Все мои спектакли имеют нечто общее. В них есть невысказанная тревога – она выражена и в атмосфере, и в звуковом оформлении. Но есть и отличия. Способ существования артиста на сцене такого театра, как «Современник», тоже видоизменяется – понятие реализм для меня подвижно во времени. Если взять обычный градусник, то в бытовой пьесе артист может начинать с 35 градусов, потом дойти до 38 – законы драматургии помогают этому. В трагической притче начинать надо с 38, а заканчивать зашкаленным градусником.
Для меня в искусстве театра интересен только тот случай, который перерастает в явление. С этих позиций я подхожу и к постановке «Звезд на утреннем небе», (Звездами в пьесе назывались девушки легкого поведения, которых власть, ничтоже сумняшеся, выслала из Москвы на время «Олимпиады-80»). Мне хочется рассказать о загубленных душах, об ответственности человека перед самим собой, то есть обратиться к моей вечной теме – «как человеку человеком быть».
– Как вы относитесь к тому, что за последние годы некоторые артисты, много лет проработавшие в «Современнике», ушли из него?
– Всегда жаль, когда хороший артист, с которым связан большой период творческой жизни, уходит из театра. Причины такого шага неоднозначны, объяснить их в двух словах трудно.

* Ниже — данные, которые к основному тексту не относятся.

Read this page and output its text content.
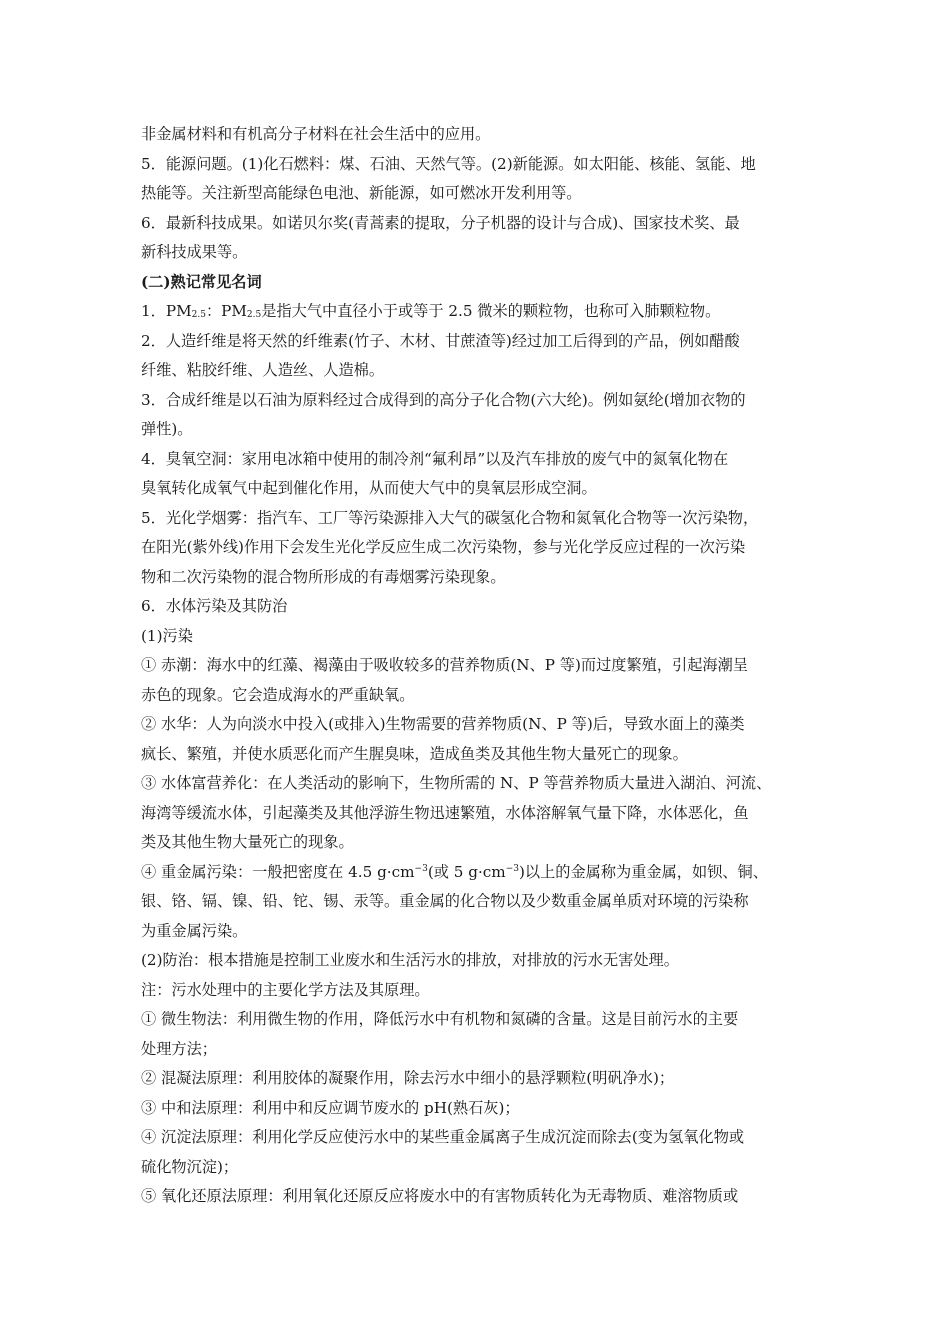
非金属材料和有机高分子材料在社会生活中的应用。
5．能源问题。(1)化石燃料：煤、石油、天然气等。(2)新能源。如太阳能、核能、氢能、地
热能等。关注新型高能绿色电池、新能源，如可燃冰开发利用等。
6．最新科技成果。如诺贝尔奖(青蒿素的提取，分子机器的设计与合成)、国家技术奖、最
新科技成果等。
(二)熟记常见名词
1．$PM_{2.5}$：$PM_{2.5}$是指大气中直径小于或等于 2.5 微米的颗粒物，也称可入肺颗粒物。
2．人造纤维是将天然的纤维素(竹子、木材、甘蔗渣等)经过加工后得到的产品，例如醋酸
纤维、粘胶纤维、人造丝、人造棉。
3．合成纤维是以石油为原料经过合成得到的高分子化合物(六大纶)。例如氨纶(增加衣物的
弹性)。
4．臭氧空洞：家用电冰箱中使用的制冷剂“氟利昂”以及汽车排放的废气中的氮氧化物在
臭氧转化成氧气中起到催化作用，从而使大气中的臭氧层形成空洞。
5．光化学烟雾：指汽车、工厂等污染源排入大气的碳氢化合物和氮氧化合物等一次污染物，
在阳光(紫外线)作用下会发生光化学反应生成二次污染物，参与光化学反应过程的一次污染
物和二次污染物的混合物所形成的有毒烟雾污染现象。
6．水体污染及其防治
(1)污染
① 赤潮：海水中的红藻、褐藻由于吸收较多的营养物质(N、P 等)而过度繁殖，引起海潮呈
赤色的现象。它会造成海水的严重缺氧。
② 水华：人为向淡水中投入(或排入)生物需要的营养物质(N、P 等)后，导致水面上的藻类
疯长、繁殖，并使水质恶化而产生腥臭味，造成鱼类及其他生物大量死亡的现象。
③ 水体富营养化：在人类活动的影响下，生物所需的 N、P 等营养物质大量进入湖泊、河流、
海湾等缓流水体，引起藻类及其他浮游生物迅速繁殖，水体溶解氧气量下降，水体恶化，鱼
类及其他生物大量死亡的现象。
④ 重金属污染：一般把密度在 4.5 $g\cdot cm^{-3}$(或 5 $g\cdot cm^{-3}$)以上的金属称为重金属，如钡、铜、
银、铬、镉、镍、铅、铊、锡、汞等。重金属的化合物以及少数重金属单质对环境的污染称
为重金属污染。
(2)防治：根本措施是控制工业废水和生活污水的排放，对排放的污水无害处理。
注：污水处理中的主要化学方法及其原理。
① 微生物法：利用微生物的作用，降低污水中有机物和氮磷的含量。这是目前污水的主要
处理方法；
② 混凝法原理：利用胶体的凝聚作用，除去污水中细小的悬浮颗粒(明矾净水)；
③ 中和法原理：利用中和反应调节废水的 pH(熟石灰)；
④ 沉淀法原理：利用化学反应使污水中的某些重金属离子生成沉淀而除去(变为氢氧化物或
硫化物沉淀)；
⑤ 氧化还原法原理：利用氧化还原反应将废水中的有害物质转化为无毒物质、难溶物质或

В труппе любого театра всегда есть недовольные, каждый из которых считает, что его недооценивают.
Изменение и обновление театрального организма – процесс естественный. Гораздо хуже, когда актер, собирающийся уйти из коллектива, начинает угрожать этим уходом или диктовать свои условия. Не говоря уже о том, что подобные угрозы безнравственны, они отрицательно влияют на атмосферу театра, его творческий климат. Хуже ничего не бывает.

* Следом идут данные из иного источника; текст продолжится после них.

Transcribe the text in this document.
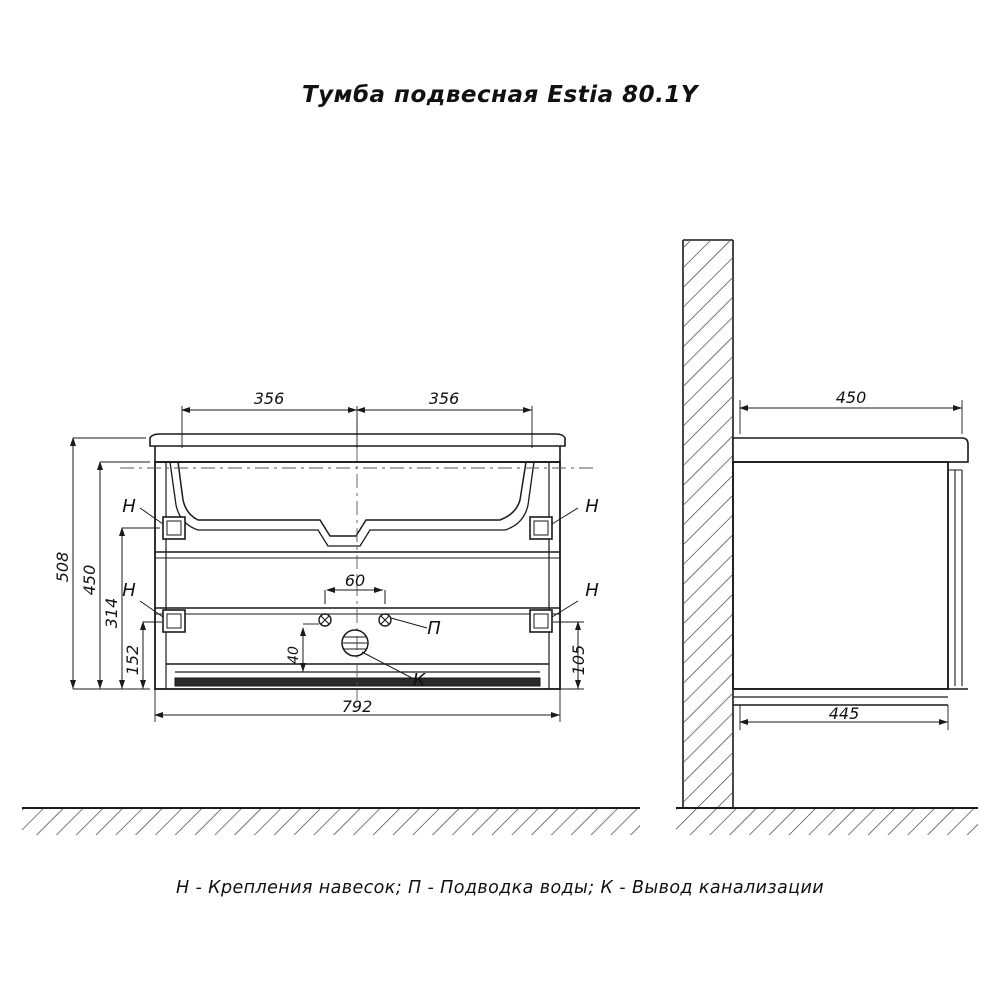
Тумба подвесная Estia 80.1Y
356	356
792
508 450
314
152	105
60
40
Н	Н
Н	Н
П
К
450
445
Н - Крепления навесок; П - Подводка воды; К - Вывод канализации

Наш театр уже переживал тяжелые моменты, связанные с уходом из труппы и артистов, и режиссеров, но остался жив, работает, доказал свою жизнеспособность, меняясь вместе со временем.
– В театр пришло много молодых артистов. Как складывается их судьба? Удается ли вам сделать их настоящими «современниковцами»?

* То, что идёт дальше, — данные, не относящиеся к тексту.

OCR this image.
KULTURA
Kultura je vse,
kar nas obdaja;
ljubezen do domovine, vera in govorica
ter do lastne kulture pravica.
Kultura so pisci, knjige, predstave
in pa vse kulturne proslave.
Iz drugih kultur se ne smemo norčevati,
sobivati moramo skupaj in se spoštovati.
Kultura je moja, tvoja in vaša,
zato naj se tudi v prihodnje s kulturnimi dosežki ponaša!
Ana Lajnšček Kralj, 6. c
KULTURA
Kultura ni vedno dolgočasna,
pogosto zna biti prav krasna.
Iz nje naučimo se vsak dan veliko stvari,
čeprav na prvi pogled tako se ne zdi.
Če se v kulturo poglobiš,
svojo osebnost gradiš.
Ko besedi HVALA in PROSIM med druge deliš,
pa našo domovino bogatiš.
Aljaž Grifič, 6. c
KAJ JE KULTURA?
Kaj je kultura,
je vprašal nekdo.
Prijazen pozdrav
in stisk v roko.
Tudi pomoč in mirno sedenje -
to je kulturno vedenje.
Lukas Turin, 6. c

– Очень трудный вопрос, но постараюсь ответить. За последние годы «Современник» пополнился большой группой молодых артистов. Это – Василий Мищенко, Александр Кахун, Галина Петрова, Антон Табаков, Ирина Метлицкая и др.
Они вошли во многие спектакли, некоторые уже стали ведущими артистами театра.
Да, сейчас в нашей труппе много молодежи, но это уже другое поколение. Как и у сегодняшних зрителей, у молодых артистов другой опыт, другая жизнь.
Время идет, и само понятие правды в искусстве не остается неизменным. Не может быть абсолютной истины на все времена. Выразительные средства театра, как и люди, умирают, стареют, рождаются, возникают заново. Ход событий общественной жизни меняет зрителей, меняет их восприятие искусства и должен менять выразительные средства. Поэтому, повторяю, чтобы остаться верным своему названию, наш театр должен был измениться. И он изменился.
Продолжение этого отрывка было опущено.